Her sheer force of personality gets it over a couple of dry stretches. It is also helped by some of the phone footage of her in quiet, presumably mid-Covid hospitals. It has a kind of stark, horror film quality that is difficult to shake. The final stretch has a sequence on the beach that enjoys a cumulative power, but there is a profound sadness in its DNA. We all run out of road eventually. Phelan (and her wonderful kids) seem to accept this and are thankful for the extra time she received. The irony that Phelan took that time forcefully by refusing an immediate end and researched her own treatment, and that the behemoth that is our health system did not provide for it, is as damning as anything else in here. The anger that slips out every so often makes clear that this kind of end should not be for the want of saving a small amount of money by outsourcing. The US labs, anonymous here, take plenty of responsibility, as they should but it the State is ultimately at fault, shortening lives and dragging the women through the court system to further reduce life expectancy. Shameful and rage-inducing footage is shown.

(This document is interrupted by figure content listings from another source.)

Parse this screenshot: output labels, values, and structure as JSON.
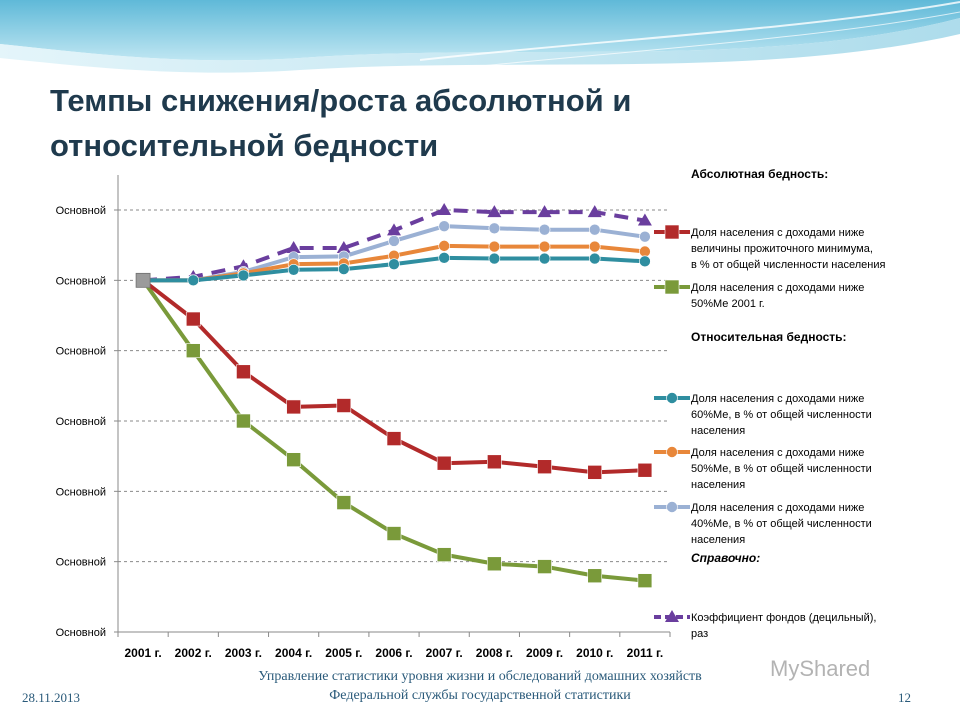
{
  "slide": {
    "title_line1": "Темпы снижения/роста абсолютной и",
    "title_line2": "относительной бедности",
    "footer_date": "28.11.2013",
    "footer_org_line1": "Управление статистики уровня жизни и обследований домашних хозяйств",
    "footer_org_line2": "Федеральной службы государственной статистики",
    "page_number": "12",
    "watermark": "MyShared"
  },
  "colors": {
    "subsistence": "#b22a2a",
    "half_median_2001": "#7a9a3a",
    "median60": "#2f8ea0",
    "median50": "#e8873a",
    "median40": "#9bb1d4",
    "funds_ratio": "#6a3e9e"
  },
  "chart_data": {
    "type": "line",
    "categories": [
      "2001 г.",
      "2002 г.",
      "2003 г.",
      "2004 г.",
      "2005 г.",
      "2006 г.",
      "2007 г.",
      "2008 г.",
      "2009 г.",
      "2010 г.",
      "2011 г."
    ],
    "y_tick_labels": [
      "Основной",
      "Основной",
      "Основной",
      "Основной",
      "Основной",
      "Основной",
      "Основной"
    ],
    "ylim": [
      0,
      6
    ],
    "grid": true,
    "legend_position": "right",
    "legend_groups": [
      {
        "heading": "Абсолютная бедность:",
        "style": "bold",
        "series": [
          "subsistence",
          "half_median_2001"
        ]
      },
      {
        "heading": "Относительная бедность:",
        "style": "bold",
        "series": [
          "median60",
          "median50",
          "median40"
        ]
      },
      {
        "heading": "Справочно:",
        "style": "bold-italic",
        "series": [
          "funds_ratio"
        ]
      }
    ],
    "series": [
      {
        "key": "subsistence",
        "name": "Доля населения с доходами ниже величины прожиточного минимума, в % от общей численности населения",
        "name_lines": [
          "Доля населения с доходами ниже",
          "величины прожиточного минимума,",
          "в % от общей численности населения"
        ],
        "marker": "square",
        "dash": false,
        "values": [
          5.0,
          4.45,
          3.7,
          3.2,
          3.22,
          2.75,
          2.4,
          2.42,
          2.35,
          2.27,
          2.3
        ]
      },
      {
        "key": "half_median_2001",
        "name": "Доля населения с доходами ниже 50%Ме 2001 г.",
        "name_lines": [
          "Доля населения с доходами ниже",
          "50%Ме 2001 г."
        ],
        "marker": "square",
        "dash": false,
        "values": [
          5.0,
          4.0,
          3.0,
          2.45,
          1.84,
          1.4,
          1.1,
          0.97,
          0.93,
          0.8,
          0.73
        ]
      },
      {
        "key": "median60",
        "name": "Доля населения с доходами ниже 60%Ме, в % от общей численности населения",
        "name_lines": [
          "Доля населения с доходами ниже",
          "60%Ме, в % от общей численности",
          "населения"
        ],
        "marker": "circle",
        "dash": false,
        "values": [
          5.0,
          5.0,
          5.07,
          5.15,
          5.16,
          5.23,
          5.32,
          5.31,
          5.31,
          5.31,
          5.27
        ]
      },
      {
        "key": "median50",
        "name": "Доля населения с доходами ниже 50%Ме, в % от общей численности населения",
        "name_lines": [
          "Доля населения с доходами ниже",
          "50%Ме, в % от общей численности",
          "населения"
        ],
        "marker": "circle",
        "dash": false,
        "values": [
          5.0,
          5.0,
          5.1,
          5.23,
          5.24,
          5.35,
          5.49,
          5.48,
          5.48,
          5.48,
          5.41
        ]
      },
      {
        "key": "median40",
        "name": "Доля населения с доходами ниже 40%Ме, в % от общей численности населения",
        "name_lines": [
          "Доля населения с доходами ниже",
          "40%Ме, в % от общей численности",
          "населения"
        ],
        "marker": "circle",
        "dash": false,
        "values": [
          5.0,
          5.0,
          5.12,
          5.33,
          5.34,
          5.56,
          5.77,
          5.74,
          5.72,
          5.72,
          5.62
        ]
      },
      {
        "key": "funds_ratio",
        "name": "Коэффициент фондов (децильный), раз",
        "name_lines": [
          "Коэффициент фондов (децильный),",
          "раз"
        ],
        "marker": "triangle",
        "dash": true,
        "values": [
          5.0,
          5.05,
          5.2,
          5.46,
          5.46,
          5.71,
          6.0,
          5.97,
          5.97,
          5.97,
          5.85
        ]
      }
    ]
  }
}
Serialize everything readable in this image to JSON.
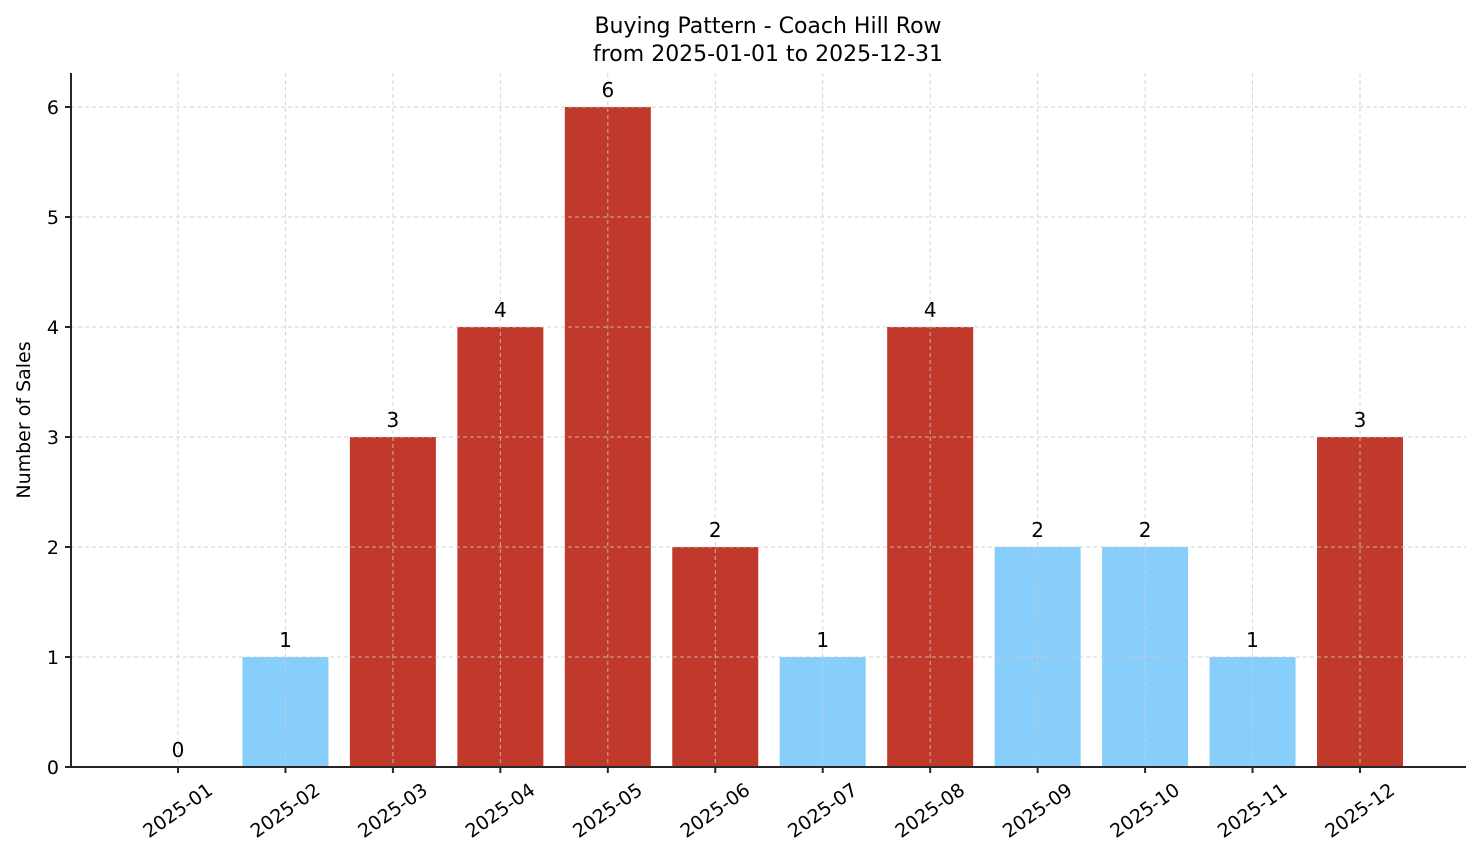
{
  "chart_data": {
    "type": "bar",
    "title": "Buying Pattern - Coach Hill Row",
    "subtitle": "from 2025-01-01 to 2025-12-31",
    "xlabel": "",
    "ylabel": "Number of Sales",
    "categories": [
      "2025-01",
      "2025-02",
      "2025-03",
      "2025-04",
      "2025-05",
      "2025-06",
      "2025-07",
      "2025-08",
      "2025-09",
      "2025-10",
      "2025-11",
      "2025-12"
    ],
    "values": [
      0,
      1,
      3,
      4,
      6,
      2,
      1,
      4,
      2,
      2,
      1,
      3
    ],
    "bar_colors": [
      "#87cefa",
      "#87cefa",
      "#c0392b",
      "#c0392b",
      "#c0392b",
      "#c0392b",
      "#87cefa",
      "#c0392b",
      "#87cefa",
      "#87cefa",
      "#87cefa",
      "#c0392b"
    ],
    "colors": {
      "high": "#c0392b",
      "low": "#87cefa"
    },
    "yticks": [
      0,
      1,
      2,
      3,
      4,
      5,
      6
    ],
    "ylim": [
      0,
      6.3
    ],
    "grid": true,
    "legend": null,
    "data_labels": true
  }
}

Here, as King assembles it, the documentary is a legacy, is a testimony, maybe even Phelan’s final word on the matter. We routinely fail our women because a patriarchal system could not and cannot find the flexibility to treat women on any sort of level playing field. If there is to be any silver lining with Vicky (and the 20 or so women who have passed in the lifespan of the film) it must surely be to make sure this can’t happen again. Vicky Phelan is a name that has become synonymous with our systemic failure of women, joining Savita Halappanavar, the X case and Catherine Corless amongst many others. Not listened to, not treated like equal citizens, and not believed. We cannot stand for it to happen again.